La hausse du prix du matériel de construction pose un problème
Par ailleurs, vue la lenteur des travaux, le prix du matériel, au dire de Salami Rachidi, flambe et qu’il s’est retourné vers son interlocuteur pour revoir les prix à la hausse, mais les membres du Resa-Fisc ont refusé. « A contrario ils m’ont demandé de procéder à un morcellement et d’inscrire tous les acquéreurs sur les lots, chose qui est sur réaliste, car dans toute ma carrière dans ce domaine je n’ai entendu de telles choses », a confié Salami Rachidi.
Salami Rachidi joint au téléphone, le samedi 28 février dernier, a annoncé que son entreprise n’a pas travaillé sur le chantier litigieux à cause des agissements du Resa-Fisc.

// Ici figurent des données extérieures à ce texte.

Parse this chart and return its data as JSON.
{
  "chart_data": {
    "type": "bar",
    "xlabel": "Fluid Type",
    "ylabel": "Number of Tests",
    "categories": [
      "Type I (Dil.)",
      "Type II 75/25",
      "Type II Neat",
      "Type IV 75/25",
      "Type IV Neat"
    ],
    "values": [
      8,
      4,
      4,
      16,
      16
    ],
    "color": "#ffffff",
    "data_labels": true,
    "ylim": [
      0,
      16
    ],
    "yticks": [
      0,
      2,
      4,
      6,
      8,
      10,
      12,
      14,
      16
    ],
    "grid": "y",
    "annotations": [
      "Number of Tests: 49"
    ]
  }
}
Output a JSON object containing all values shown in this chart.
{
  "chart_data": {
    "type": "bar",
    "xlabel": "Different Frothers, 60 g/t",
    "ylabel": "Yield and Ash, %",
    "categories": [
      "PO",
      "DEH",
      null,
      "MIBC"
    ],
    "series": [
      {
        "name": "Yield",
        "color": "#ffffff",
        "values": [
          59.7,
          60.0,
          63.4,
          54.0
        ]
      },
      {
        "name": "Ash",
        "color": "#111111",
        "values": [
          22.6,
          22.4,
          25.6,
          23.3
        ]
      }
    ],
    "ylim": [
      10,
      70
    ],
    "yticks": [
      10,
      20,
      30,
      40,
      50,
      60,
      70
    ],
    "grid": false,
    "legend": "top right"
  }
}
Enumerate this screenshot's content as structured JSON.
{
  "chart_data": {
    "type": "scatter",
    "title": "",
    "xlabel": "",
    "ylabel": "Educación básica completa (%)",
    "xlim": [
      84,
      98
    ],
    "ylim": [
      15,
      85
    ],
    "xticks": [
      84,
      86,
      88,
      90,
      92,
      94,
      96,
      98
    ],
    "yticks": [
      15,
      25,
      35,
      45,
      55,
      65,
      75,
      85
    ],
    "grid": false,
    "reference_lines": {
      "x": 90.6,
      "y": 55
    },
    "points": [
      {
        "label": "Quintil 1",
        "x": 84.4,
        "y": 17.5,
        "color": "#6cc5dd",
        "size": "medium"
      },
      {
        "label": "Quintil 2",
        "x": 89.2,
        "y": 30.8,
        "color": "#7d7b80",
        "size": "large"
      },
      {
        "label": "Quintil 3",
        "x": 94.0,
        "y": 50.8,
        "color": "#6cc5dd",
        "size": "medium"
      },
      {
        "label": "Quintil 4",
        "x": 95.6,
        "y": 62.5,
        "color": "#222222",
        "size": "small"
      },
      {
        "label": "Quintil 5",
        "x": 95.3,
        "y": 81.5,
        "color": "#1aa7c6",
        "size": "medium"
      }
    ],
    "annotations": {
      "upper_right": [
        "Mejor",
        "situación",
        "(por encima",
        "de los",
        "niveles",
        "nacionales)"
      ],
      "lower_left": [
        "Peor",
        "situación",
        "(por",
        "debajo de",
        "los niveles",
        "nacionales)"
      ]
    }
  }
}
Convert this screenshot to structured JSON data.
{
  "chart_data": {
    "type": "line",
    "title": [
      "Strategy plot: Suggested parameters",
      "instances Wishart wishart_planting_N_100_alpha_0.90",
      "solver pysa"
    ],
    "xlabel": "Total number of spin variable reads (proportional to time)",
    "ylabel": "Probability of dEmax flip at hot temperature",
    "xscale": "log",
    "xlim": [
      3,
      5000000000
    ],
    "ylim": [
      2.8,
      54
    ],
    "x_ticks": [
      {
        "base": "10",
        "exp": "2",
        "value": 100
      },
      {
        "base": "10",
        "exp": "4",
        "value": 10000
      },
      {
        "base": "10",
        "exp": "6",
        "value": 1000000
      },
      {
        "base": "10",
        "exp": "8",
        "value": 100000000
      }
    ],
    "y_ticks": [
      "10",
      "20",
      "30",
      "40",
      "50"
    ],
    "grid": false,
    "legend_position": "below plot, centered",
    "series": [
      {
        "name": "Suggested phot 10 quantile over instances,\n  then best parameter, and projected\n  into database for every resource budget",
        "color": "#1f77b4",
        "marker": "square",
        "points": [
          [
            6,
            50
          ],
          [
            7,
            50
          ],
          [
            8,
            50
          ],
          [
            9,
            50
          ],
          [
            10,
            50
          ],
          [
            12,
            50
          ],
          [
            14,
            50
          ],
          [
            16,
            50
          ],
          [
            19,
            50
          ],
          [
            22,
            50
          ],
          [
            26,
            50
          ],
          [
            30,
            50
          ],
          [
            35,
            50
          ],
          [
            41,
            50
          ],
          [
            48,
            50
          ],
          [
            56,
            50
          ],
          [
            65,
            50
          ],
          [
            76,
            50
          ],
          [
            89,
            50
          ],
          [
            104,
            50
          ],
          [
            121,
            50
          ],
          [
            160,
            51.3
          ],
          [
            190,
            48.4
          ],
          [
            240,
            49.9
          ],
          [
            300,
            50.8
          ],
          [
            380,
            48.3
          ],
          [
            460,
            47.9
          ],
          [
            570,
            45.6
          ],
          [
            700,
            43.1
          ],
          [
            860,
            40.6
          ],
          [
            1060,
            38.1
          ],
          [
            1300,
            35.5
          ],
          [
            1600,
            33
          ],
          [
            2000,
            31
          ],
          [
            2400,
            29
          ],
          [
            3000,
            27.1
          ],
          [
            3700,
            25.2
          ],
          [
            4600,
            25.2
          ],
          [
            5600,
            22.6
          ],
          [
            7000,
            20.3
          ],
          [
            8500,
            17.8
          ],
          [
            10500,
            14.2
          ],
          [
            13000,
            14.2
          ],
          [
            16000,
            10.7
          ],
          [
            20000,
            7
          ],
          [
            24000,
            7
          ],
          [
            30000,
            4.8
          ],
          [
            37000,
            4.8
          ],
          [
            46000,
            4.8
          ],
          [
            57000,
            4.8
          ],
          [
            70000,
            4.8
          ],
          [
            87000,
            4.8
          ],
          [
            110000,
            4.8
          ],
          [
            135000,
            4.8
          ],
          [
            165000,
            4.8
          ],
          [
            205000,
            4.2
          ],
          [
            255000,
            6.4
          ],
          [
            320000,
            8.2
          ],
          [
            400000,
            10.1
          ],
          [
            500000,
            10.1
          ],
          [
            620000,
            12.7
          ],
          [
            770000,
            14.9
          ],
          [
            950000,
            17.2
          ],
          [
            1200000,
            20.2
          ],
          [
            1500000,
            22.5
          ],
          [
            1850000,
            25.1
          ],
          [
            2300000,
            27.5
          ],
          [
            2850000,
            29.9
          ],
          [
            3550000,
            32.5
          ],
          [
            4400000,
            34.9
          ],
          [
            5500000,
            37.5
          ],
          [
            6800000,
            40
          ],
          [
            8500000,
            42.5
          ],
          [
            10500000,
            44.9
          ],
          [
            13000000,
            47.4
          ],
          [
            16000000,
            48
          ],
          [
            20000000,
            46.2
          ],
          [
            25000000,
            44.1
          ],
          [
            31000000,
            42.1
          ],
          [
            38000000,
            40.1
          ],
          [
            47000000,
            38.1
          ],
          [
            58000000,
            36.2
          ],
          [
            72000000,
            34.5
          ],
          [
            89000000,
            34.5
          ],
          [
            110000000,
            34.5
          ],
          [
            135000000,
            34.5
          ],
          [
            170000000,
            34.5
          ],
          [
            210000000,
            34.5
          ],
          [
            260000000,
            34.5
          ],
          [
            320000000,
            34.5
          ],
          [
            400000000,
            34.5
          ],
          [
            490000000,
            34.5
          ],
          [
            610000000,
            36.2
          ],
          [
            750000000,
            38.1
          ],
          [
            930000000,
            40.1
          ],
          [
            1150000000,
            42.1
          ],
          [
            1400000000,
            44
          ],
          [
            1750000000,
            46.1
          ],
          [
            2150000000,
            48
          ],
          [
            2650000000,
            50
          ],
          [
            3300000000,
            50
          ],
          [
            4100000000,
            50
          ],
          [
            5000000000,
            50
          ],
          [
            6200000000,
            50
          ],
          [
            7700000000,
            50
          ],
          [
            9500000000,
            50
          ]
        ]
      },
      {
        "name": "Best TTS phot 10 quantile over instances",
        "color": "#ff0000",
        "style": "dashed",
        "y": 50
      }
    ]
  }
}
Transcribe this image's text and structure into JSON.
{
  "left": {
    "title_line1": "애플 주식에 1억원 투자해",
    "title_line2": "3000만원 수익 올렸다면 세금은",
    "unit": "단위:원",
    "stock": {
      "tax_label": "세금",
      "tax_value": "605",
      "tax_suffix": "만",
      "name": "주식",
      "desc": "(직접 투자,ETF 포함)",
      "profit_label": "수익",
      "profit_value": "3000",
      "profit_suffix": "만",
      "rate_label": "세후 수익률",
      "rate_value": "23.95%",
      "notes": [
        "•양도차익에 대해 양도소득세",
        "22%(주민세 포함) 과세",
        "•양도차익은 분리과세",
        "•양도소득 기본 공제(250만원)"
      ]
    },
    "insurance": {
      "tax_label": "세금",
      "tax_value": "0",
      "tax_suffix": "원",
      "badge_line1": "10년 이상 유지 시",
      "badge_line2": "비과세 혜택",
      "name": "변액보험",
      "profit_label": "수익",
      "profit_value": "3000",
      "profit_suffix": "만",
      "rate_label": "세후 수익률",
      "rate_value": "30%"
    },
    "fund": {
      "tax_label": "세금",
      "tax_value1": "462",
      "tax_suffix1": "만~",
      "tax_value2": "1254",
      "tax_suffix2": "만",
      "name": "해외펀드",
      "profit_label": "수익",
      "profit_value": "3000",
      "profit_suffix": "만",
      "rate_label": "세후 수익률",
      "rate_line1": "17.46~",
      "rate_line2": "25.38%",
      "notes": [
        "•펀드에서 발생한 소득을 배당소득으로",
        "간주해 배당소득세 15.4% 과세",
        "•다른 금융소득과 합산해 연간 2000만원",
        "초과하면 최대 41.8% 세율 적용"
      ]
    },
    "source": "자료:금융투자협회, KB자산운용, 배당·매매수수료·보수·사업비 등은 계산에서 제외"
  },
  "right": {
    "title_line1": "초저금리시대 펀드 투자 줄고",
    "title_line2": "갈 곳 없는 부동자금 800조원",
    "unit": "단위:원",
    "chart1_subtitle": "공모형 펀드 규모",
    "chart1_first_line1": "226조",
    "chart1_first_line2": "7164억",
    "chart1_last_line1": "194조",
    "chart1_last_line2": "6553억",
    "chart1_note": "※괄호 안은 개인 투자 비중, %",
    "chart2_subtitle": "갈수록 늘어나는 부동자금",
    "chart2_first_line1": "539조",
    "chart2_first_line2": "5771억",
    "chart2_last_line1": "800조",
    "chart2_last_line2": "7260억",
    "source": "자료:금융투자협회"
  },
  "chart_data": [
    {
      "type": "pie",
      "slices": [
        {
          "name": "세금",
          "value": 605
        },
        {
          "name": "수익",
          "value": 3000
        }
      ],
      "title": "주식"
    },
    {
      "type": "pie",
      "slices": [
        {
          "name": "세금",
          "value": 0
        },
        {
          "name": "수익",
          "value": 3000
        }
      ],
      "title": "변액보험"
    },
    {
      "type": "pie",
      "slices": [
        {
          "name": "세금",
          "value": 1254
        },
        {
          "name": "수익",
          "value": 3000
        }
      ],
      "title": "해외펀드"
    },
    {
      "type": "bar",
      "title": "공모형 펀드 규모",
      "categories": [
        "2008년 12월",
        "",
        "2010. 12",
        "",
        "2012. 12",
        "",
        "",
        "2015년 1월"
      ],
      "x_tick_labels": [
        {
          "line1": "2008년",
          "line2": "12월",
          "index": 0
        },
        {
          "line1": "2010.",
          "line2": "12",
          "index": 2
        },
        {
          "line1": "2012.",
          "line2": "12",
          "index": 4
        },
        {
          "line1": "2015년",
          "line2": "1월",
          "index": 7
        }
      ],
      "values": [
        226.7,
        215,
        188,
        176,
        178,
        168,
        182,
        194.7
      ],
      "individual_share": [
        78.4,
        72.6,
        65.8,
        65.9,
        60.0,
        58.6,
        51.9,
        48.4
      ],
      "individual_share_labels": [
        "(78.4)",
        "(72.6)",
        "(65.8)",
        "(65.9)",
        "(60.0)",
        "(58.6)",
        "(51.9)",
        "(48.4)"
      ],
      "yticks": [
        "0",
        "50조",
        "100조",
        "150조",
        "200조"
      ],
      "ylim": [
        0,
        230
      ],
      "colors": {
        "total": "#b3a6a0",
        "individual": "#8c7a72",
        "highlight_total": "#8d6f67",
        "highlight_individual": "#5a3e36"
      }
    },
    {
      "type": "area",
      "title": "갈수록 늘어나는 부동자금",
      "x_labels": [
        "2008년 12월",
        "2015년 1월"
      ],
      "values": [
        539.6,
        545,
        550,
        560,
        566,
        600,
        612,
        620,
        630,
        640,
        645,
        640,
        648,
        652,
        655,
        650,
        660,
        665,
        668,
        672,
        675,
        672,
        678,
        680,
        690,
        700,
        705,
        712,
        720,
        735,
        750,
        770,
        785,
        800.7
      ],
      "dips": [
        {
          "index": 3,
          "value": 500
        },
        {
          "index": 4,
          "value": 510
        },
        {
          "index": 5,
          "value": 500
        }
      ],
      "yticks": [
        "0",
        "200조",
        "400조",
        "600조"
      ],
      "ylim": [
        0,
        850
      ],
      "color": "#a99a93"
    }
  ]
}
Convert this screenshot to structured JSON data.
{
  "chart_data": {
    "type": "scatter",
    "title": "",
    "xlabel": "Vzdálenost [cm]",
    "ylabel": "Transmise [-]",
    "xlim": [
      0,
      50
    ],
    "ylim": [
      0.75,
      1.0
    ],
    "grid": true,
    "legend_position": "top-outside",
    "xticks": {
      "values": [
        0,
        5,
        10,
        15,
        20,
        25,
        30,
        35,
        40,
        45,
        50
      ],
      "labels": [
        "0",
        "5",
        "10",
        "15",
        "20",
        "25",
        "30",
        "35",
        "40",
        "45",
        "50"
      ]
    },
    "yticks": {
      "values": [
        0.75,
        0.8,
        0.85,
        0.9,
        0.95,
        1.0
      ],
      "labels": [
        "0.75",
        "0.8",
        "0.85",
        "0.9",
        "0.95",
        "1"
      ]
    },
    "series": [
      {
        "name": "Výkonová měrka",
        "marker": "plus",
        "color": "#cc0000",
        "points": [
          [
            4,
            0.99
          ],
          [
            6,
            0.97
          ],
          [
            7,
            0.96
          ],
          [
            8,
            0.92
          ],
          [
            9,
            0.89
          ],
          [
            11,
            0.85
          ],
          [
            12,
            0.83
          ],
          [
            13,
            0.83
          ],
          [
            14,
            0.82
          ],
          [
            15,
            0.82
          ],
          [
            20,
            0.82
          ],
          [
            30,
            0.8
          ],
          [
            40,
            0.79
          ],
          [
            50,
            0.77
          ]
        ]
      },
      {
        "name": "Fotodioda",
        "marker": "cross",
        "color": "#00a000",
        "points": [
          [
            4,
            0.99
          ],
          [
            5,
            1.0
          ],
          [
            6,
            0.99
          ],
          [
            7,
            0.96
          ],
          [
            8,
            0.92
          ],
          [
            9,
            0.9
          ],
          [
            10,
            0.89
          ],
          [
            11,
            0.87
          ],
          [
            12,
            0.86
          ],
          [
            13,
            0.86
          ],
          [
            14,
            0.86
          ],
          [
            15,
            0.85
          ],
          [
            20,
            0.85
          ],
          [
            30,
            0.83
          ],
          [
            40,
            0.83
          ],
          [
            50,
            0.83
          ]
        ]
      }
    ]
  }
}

Dans le communiqué de la direction générale de la Bacid, en date du 23 février dernier, « le dernier incident en date remonte au samedi 21 février, lorsque Monsieur Zereye s’est présenté sur l’un de nos sites, accompagné de certains agents du « RESAFISC ». À cette occasion, des propos ont été tenus, lesquels n’engagent que leur auteur et ne sauraient en aucun cas être imputés à la société BACID, ni refléter la réalité de nos activités ou de notre situation juridique ».
La société BACID tient à rappeler qu’elle exerce ses activités dans le strict respect des lois et règlements en vigueur en République de Côte d’Ivoire. « Nous demeurons une entreprise engagée, responsable et résolument tournée vers la contribution au développement économique et social de notre pays. », a conclu Salami Rachidi.